A practical takeaway from the session is that quantum money should not be imagined as a single monolithic device, but as a stack. That stack includes (1) a method for encoding and verifying quantum states as bearer instruments, (2) networking to transfer them, and (3) memory and interfaces to store and handle them reliably.
Roadmap, early use cases, and common misconceptions
One misconception the speakers emphasized is timeline perception: quantum money sounds like far future science fiction, but the conversation argued it is closer than people assume because multiple parts of the enabling ecosystem are advancing in parallel. Stefano argued that fabrication and hardware progress are materially different today than in earlier decades, and that parts of photonic hardware are increasingly accessible, narrowing the gap between theory and deployable components.
Another misconception is underestimating how disruptive cash-like digital bearer could be once it exists. Stefano framed the value proposition for a broad audience as Bitcoin without miners and without consensus, meaning peer to peer transfer without global throughput bottlenecks and without needing a shared ledger for every payment.
John extended that narrative with a crypto native lens: privacy in blockchains often demands heavy engineering (for example, sophisticated cryptographic systems), while cash like local transfer has privacy as a default property because it is not broadcast to a global network. In his framing, quantum money can bring back that locality for digital value transfer, potentially delivering private transactions at scale without the same global coordination constraints.
A third misconception concerns who is building toward this future. Fabrizio and Stefano argued that some organizations discuss quantum tokens as a way to justify hardware roadmaps or attract investment, while NeverLocal’s posture is that quantum money is the end goal and the roadmap should be organized around making it real rather than around marketing demonstrations.
On early use cases, the session floated high frequency trading and fast settlement as plausible first wedges, precisely because short lived quantum states could still be economically useful when holding times are brief. Gaudenzio explicitly raised the idea that early quantum memories may be short lived but still valuable in ultra fast trading contexts, where consumption of states happens quickly and storage duration is less demanding.

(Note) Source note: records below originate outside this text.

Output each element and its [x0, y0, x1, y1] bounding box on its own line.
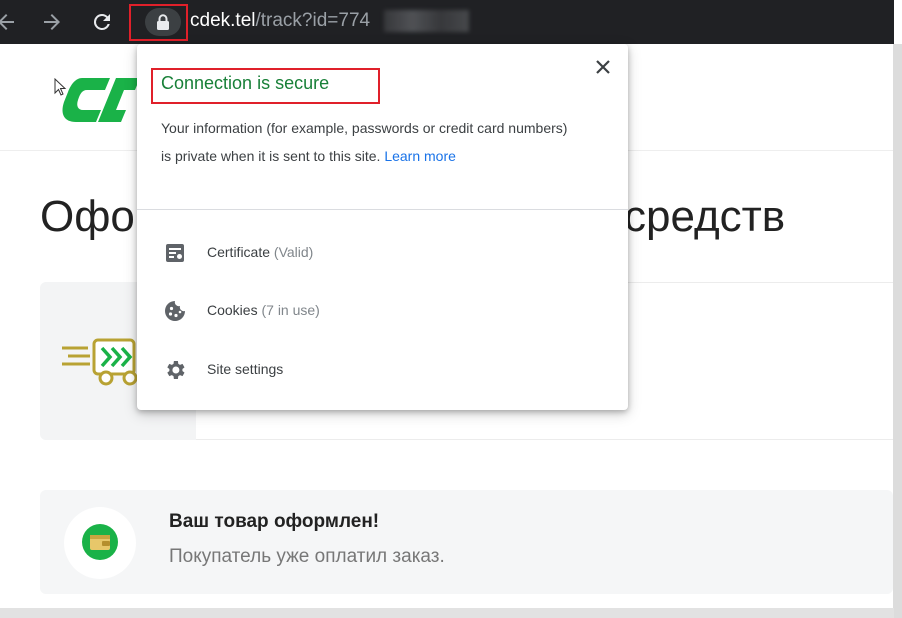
delivery-truck-icon [62, 338, 138, 386]
annotation-box-lock [129, 4, 188, 41]
site-settings-item[interactable]: Site settings [137, 345, 628, 395]
reload-icon [93, 13, 110, 30]
back-button[interactable] [0, 10, 18, 34]
close-icon[interactable] [594, 58, 612, 76]
back-arrow-icon [0, 14, 14, 30]
order-status-subtitle: Покупатель уже оплатил заказ. [169, 546, 445, 567]
forward-arrow-icon [44, 14, 60, 30]
site-settings-label: Site settings [207, 361, 284, 377]
address-bar-url[interactable]: cdek.tel/track?id=774 [190, 9, 370, 33]
page-heading: Офо [40, 192, 135, 241]
gear-icon [167, 361, 185, 379]
url-path: /track?id=774 [255, 10, 371, 31]
url-host: cdek.tel [190, 10, 256, 31]
window-edge [893, 44, 902, 618]
cookies-item[interactable]: Cookies (7 in use) [137, 286, 628, 336]
popup-divider [137, 209, 628, 210]
certificate-item[interactable]: Certificate (Valid) [137, 228, 628, 278]
order-status-title: Ваш товар оформлен! [169, 511, 380, 532]
redacted-url-part [384, 10, 469, 32]
wallet-icon [82, 524, 118, 560]
order-status-card [40, 490, 893, 594]
page-heading-continued: средств [624, 192, 786, 241]
connection-description-text: Your information (for example, passwords… [161, 120, 568, 164]
certificate-label: Certificate [207, 244, 271, 260]
certificate-icon [166, 244, 184, 262]
reload-button[interactable] [90, 10, 114, 34]
certificate-status: (Valid) [273, 244, 314, 260]
cdek-logo-icon [62, 78, 140, 122]
cookies-count: (7 in use) [261, 302, 320, 318]
connection-description: Your information (for example, passwords… [161, 114, 581, 170]
window-bottom-edge [0, 608, 894, 618]
learn-more-link[interactable]: Learn more [384, 148, 456, 164]
annotation-box-title [151, 68, 380, 104]
mouse-cursor-icon [54, 78, 67, 96]
forward-button[interactable] [40, 10, 64, 34]
cookies-label: Cookies [207, 302, 258, 318]
cookie-icon [165, 301, 185, 321]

Another near to mid term path discussed is that institutions that already issue money (banks and central banks) are natural candidates for minting or issuing quantum bearer instruments once the stack is viable, because they already sit at the origin point of value issuance. In that scenario, quantum money adoption could look less like a grassroots movement at first and more like an infrastructure transition led by issuers and market operators, with consumer UX arriving later as devices and networks mature.
The final misconception is that progress will be linear. The speakers argued that technology transitions often look slow until a threshold is crossed, after which applications and infrastructure reinforce each other in a flywheel. Their point was that quantum money benefits from a broader ecosystem building quantum networking and hardware for many reasons, so once early applications demonstrate real economic pull, acceleration can be rapid.